Uma praça de alimentação com opções variadas das diversas regiões e estados do Brasil, acessível ao custo equivalente de um prato feito diário, com sucos naturais, incluindo opções veganas e sem corantes artificiais. Frutas de todas estações, legumes, ervas preparadas para uso medicinal livre da química industrial. Uma oferta (a preços módicos ou gratuita) de plantas ornamentais, frutíferas e de paisagismo, ao lado de uma mostra de bioinsumos desenvolvidos em parceria com institutos e universidades públicas. Há poucos metros, outra variedade de laticínios, raízes, carnes, mel, café, derivados da cana e incontáveis frutas nativas regionais processadas por cooperativas e unidades familiares em pequenas propriedades. Prefere um vinho orgânico ou cachaça artesanal de qual estado?

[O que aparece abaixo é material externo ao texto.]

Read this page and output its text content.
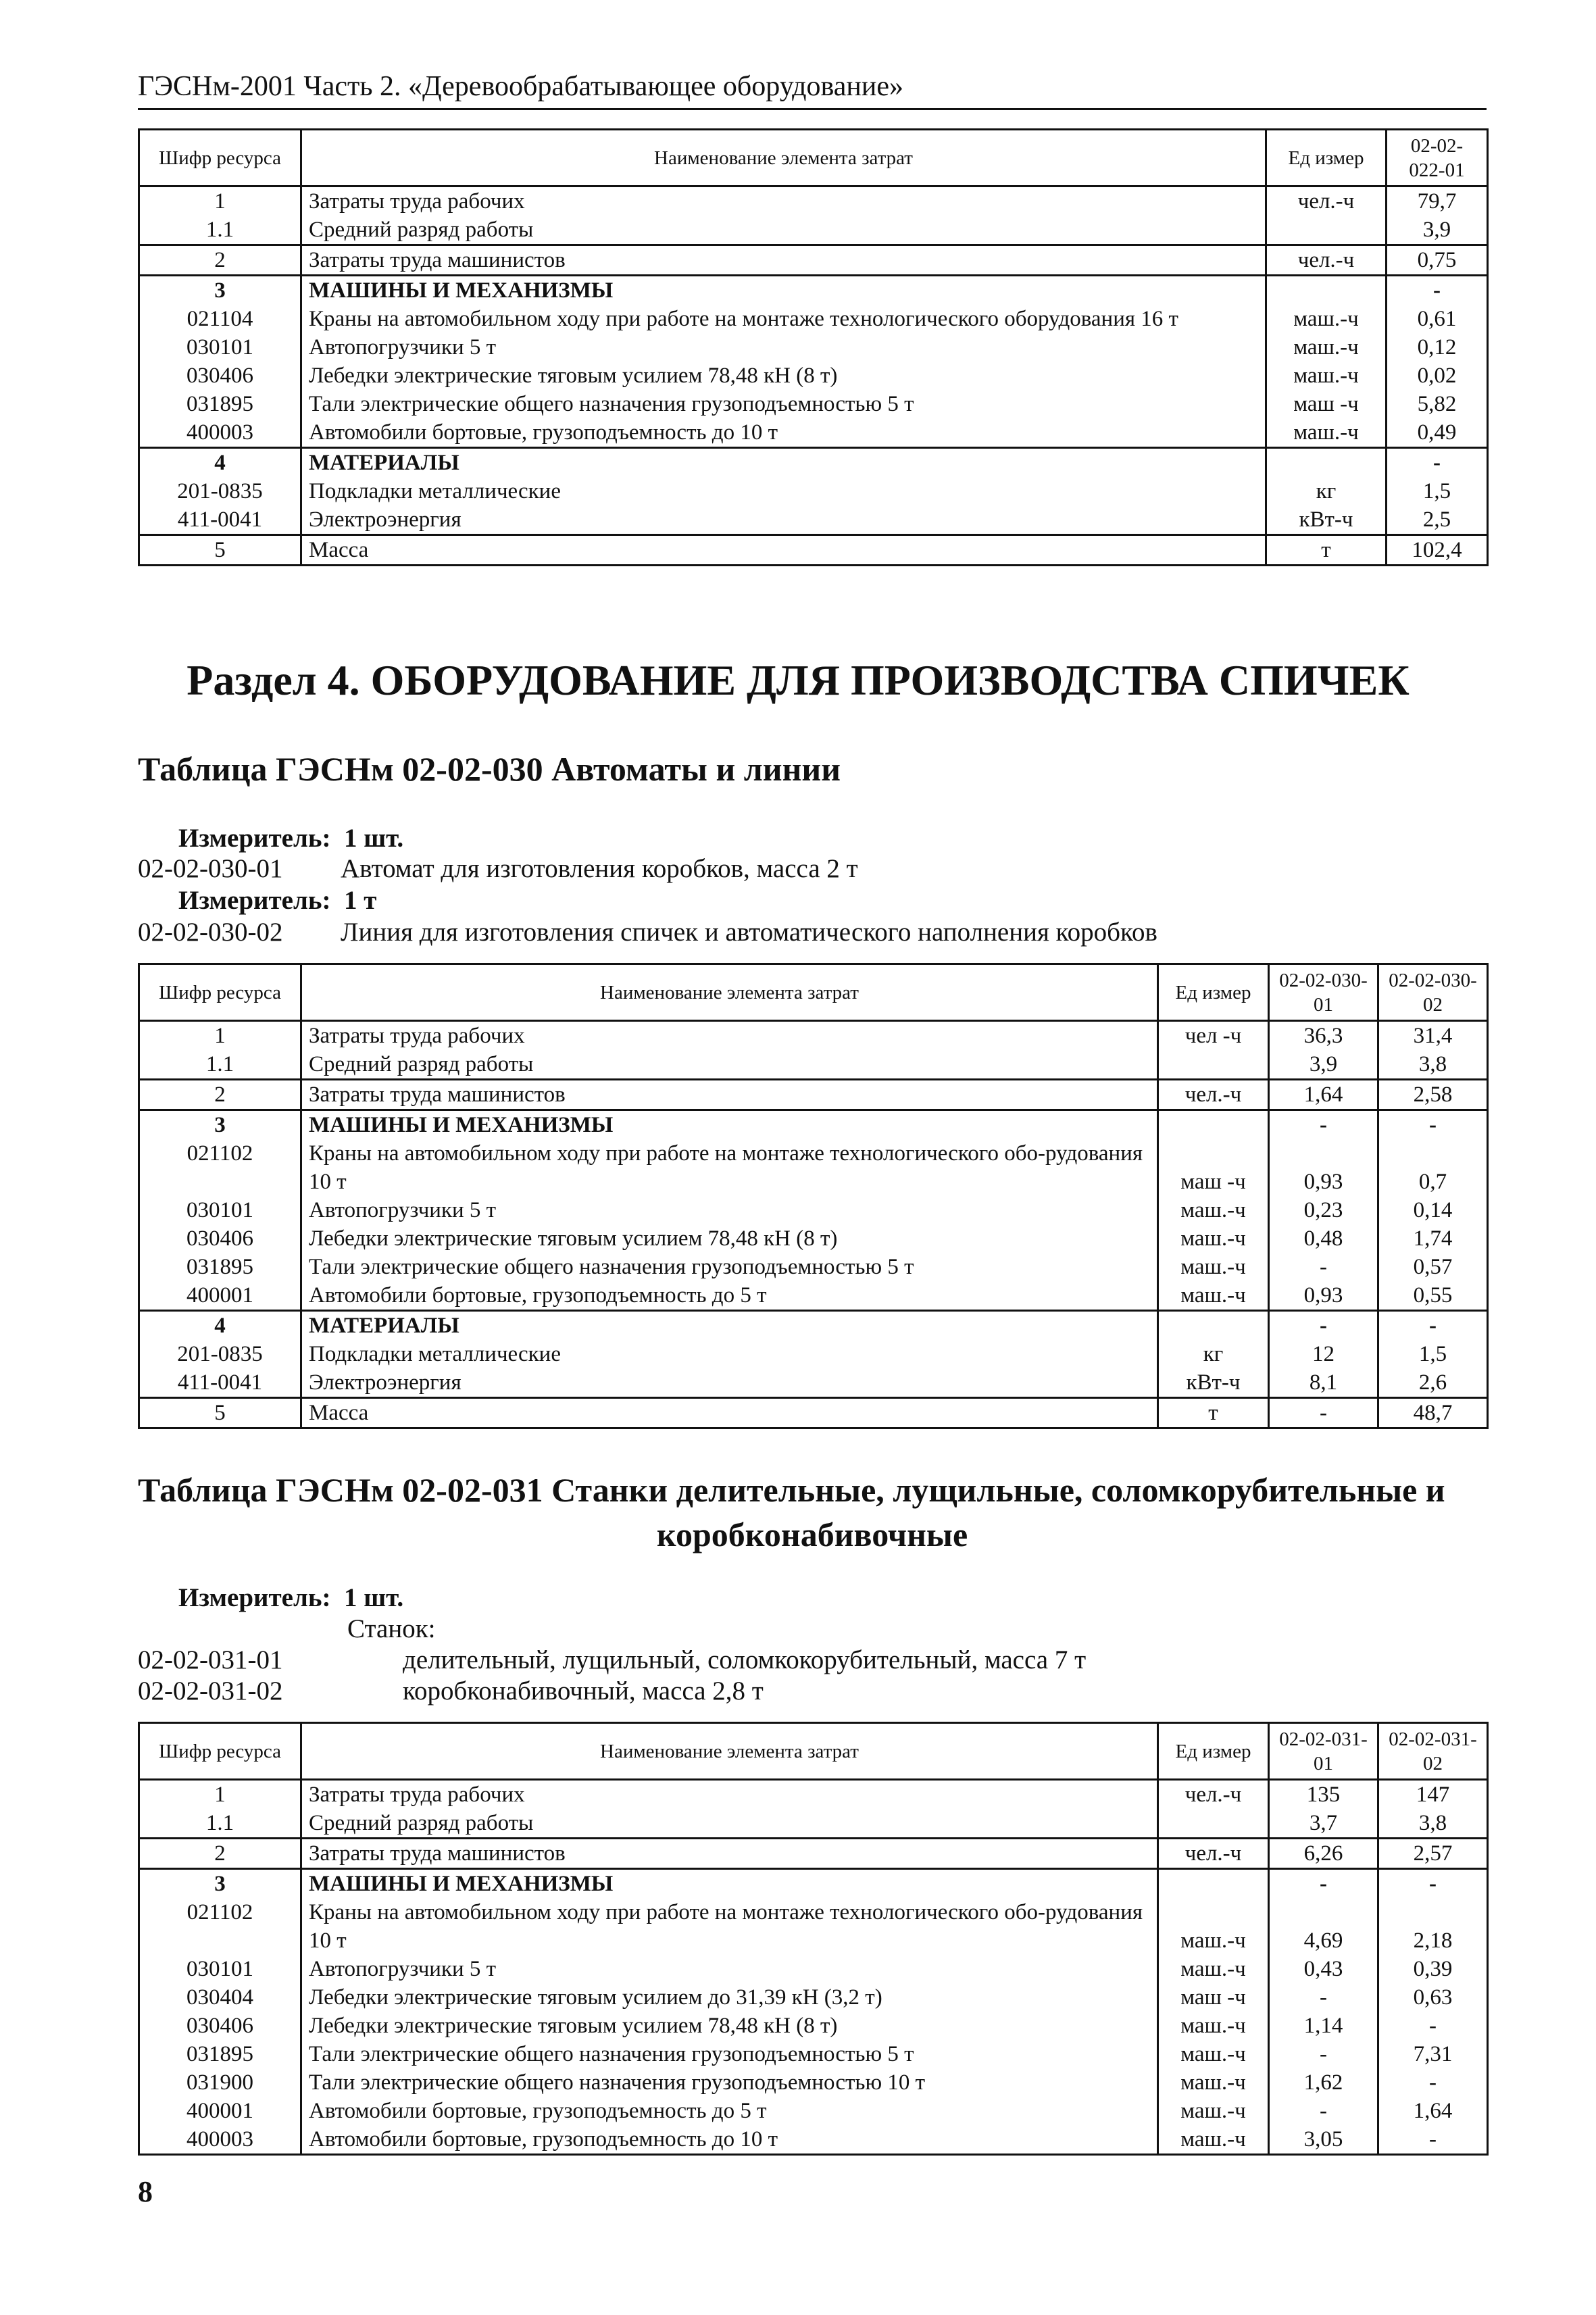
ГЭСНм-2001 Часть 2. «Деревообрабатывающее оборудование»
Шифр ресурса	Наименование элемента затрат	Ед измер	02-02-022-01
1	Затраты труда рабочих	чел.-ч	79,7
1.1	Средний разряд работы		3,9
2	Затраты труда машинистов	чел.-ч	0,75
3	МАШИНЫ И МЕХАНИЗМЫ		-
021104	Краны на автомобильном ходу при работе на монтаже технологического оборудования 16 т	маш.-ч	0,61
030101	Автопогрузчики 5 т	маш.-ч	0,12
030406	Лебедки электрические тяговым усилием 78,48 кН (8 т)	маш.-ч	0,02
031895	Тали электрические общего назначения грузоподъемностью 5 т	маш -ч	5,82
400003	Автомобили бортовые, грузоподъемность до 10 т	маш.-ч	0,49
4	МАТЕРИАЛЫ		-
201-0835	Подкладки металлические	кг	1,5
411-0041	Электроэнергия	кВт-ч	2,5
5	Масса	т	102,4
Раздел 4. ОБОРУДОВАНИЕ ДЛЯ ПРОИЗВОДСТВА СПИЧЕК
Таблица ГЭСНм 02-02-030 Автоматы и линии
Измеритель: 1 шт.
02-02-030-01 Автомат для изготовления коробков, масса 2 т
Измеритель: 1 т
02-02-030-02 Линия для изготовления спичек и автоматического наполнения коробков
Шифр ресурса	Наименование элемента затрат	Ед измер	02-02-030-01	02-02-030-02
1	Затраты труда рабочих	чел -ч	36,3	31,4
1.1	Средний разряд работы		3,9	3,8
2	Затраты труда машинистов	чел.-ч	1,64	2,58
3	МАШИНЫ И МЕХАНИЗМЫ		-	-
021102	Краны на автомобильном ходу при работе на монтаже технологического обо-рудования 10 т	маш -ч	0,93	0,7
030101	Автопогрузчики 5 т	маш.-ч	0,23	0,14
030406	Лебедки электрические тяговым усилием 78,48 кН (8 т)	маш.-ч	0,48	1,74
031895	Тали электрические общего назначения грузоподъемностью 5 т	маш.-ч	-	0,57
400001	Автомобили бортовые, грузоподъемность до 5 т	маш.-ч	0,93	0,55
4	МАТЕРИАЛЫ		-	-
201-0835	Подкладки металлические	кг	12	1,5
411-0041	Электроэнергия	кВт-ч	8,1	2,6
5	Масса	т	-	48,7
Таблица ГЭСНм 02-02-031 Станки делительные, лущильные, соломкорубительные и
коробконабивочные
Измеритель: 1 шт.
Станок:
02-02-031-01	делительный, лущильный, соломкокорубительный, масса 7 т
02-02-031-02	коробконабивочный, масса 2,8 т
Шифр ресурса	Наименование элемента затрат	Ед измер	02-02-031-01	02-02-031-02
1	Затраты труда рабочих	чел.-ч	135	147
1.1	Средний разряд работы		3,7	3,8
2	Затраты труда машинистов	чел.-ч	6,26	2,57
3	МАШИНЫ И МЕХАНИЗМЫ		-	-
021102	Краны на автомобильном ходу при работе на монтаже технологического обо-рудования 10 т	маш.-ч	4,69	2,18
030101	Автопогрузчики 5 т	маш.-ч	0,43	0,39
030404	Лебедки электрические тяговым усилием до 31,39 кН (3,2 т)	маш -ч	-	0,63
030406	Лебедки электрические тяговым усилием 78,48 кН (8 т)	маш.-ч	1,14	-
031895	Тали электрические общего назначения грузоподъемностью 5 т	маш.-ч	-	7,31
031900	Тали электрические общего назначения грузоподъемностью 10 т	маш.-ч	1,62	-
400001	Автомобили бортовые, грузоподъемность до 5 т	маш.-ч	-	1,64
400003	Автомобили бортовые, грузоподъемность до 10 т	маш.-ч	3,05	-
8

Difícil descrever tudo o que a V Feira Nacional da Reforma Agrária, realizada no Parque da Água Branca, na capital paulista, entre 8 e 11 de maio, ofertou aos cerca de 300 mil visitantes que ainda tiveram a possibilidade de curtir gratuitamente opções de lazer, expressões culturais, shows musicais ou dialogar com grupos que experimentam em assentamentos de todo Brasil práticas egroecológicas e alimentos saudáveis produzidos em cultivo orgânico e sustentável da terra livre de qualquer risco de agrotóxicos.
No balanço dos organizadores da feira, promovida pelo Movimento dos Trabalhadores Rurais Sem Terra (MST), foram 1.920 tipos de produtos ofertados, 40 toneladas de alimentos doados, participação de 180 cooperativas de produção e 143 pratos oriundos de 23 estados no espaço ‘Culinária da Terra’, apresentação de 357 artistas de múltiplas expressões culturais, além das 28 oficinas e seminários nos quatro dias do evento. A dimensão do projeto se traduz nos indicadores do evento: 580 toneladas de produtos, 12 mil mudas de árvores, 970 sementes, tudo com o trabalho de cerca de 2 mil trabalhadores rurais que vieram de todas as regiões do País, alguns grupos em viagens de dois ou três dias de duração.
Vale lembrar, aqui, que a distribuição das 12 mil mudas de plantas nativas integra a campanha do plano nacional do MST (“Plantar Árvores e Produzir Alimentos Saudáveis”) em garantir 100 milhões de árvores em 10 anos, até 2030, incluindo meio rural e áreas urbanas, onde se pretende reduzir os impactos da destruição ambiental de décadas no País.
É, sem dúvida, uma mostra do sucesso efetivo da reforma agrária, resultante de longas lutas sociais contra a pobreza e a desigualdade econômica no Brasil. A V Feira Nacional retoma uma iniciativa lançada em 2015, com edição a cada dois anos, mas interrompida pela pandemia, além de eventuais problemas criados por governos contrários aos projetos de inclusão social e economia solidária. O evento passou a integrar o calendário de eventos da cidade de São Paulo em 2019.
A próxima edição da feira já tem data: 2026. Não é preciso temer pela vida longa ao projeto, que destaca a necessidade de ver o Brasil plural, que ainda precisa reconhecer a força da pequena propriedade para alimentar a população, mantém a floresta em pé, defende os recursos naturais e reduz a desigualdade econômica pela aposta em políticas públicas focadas na solução de problemas sociais vivenciados pela maioria de pobres.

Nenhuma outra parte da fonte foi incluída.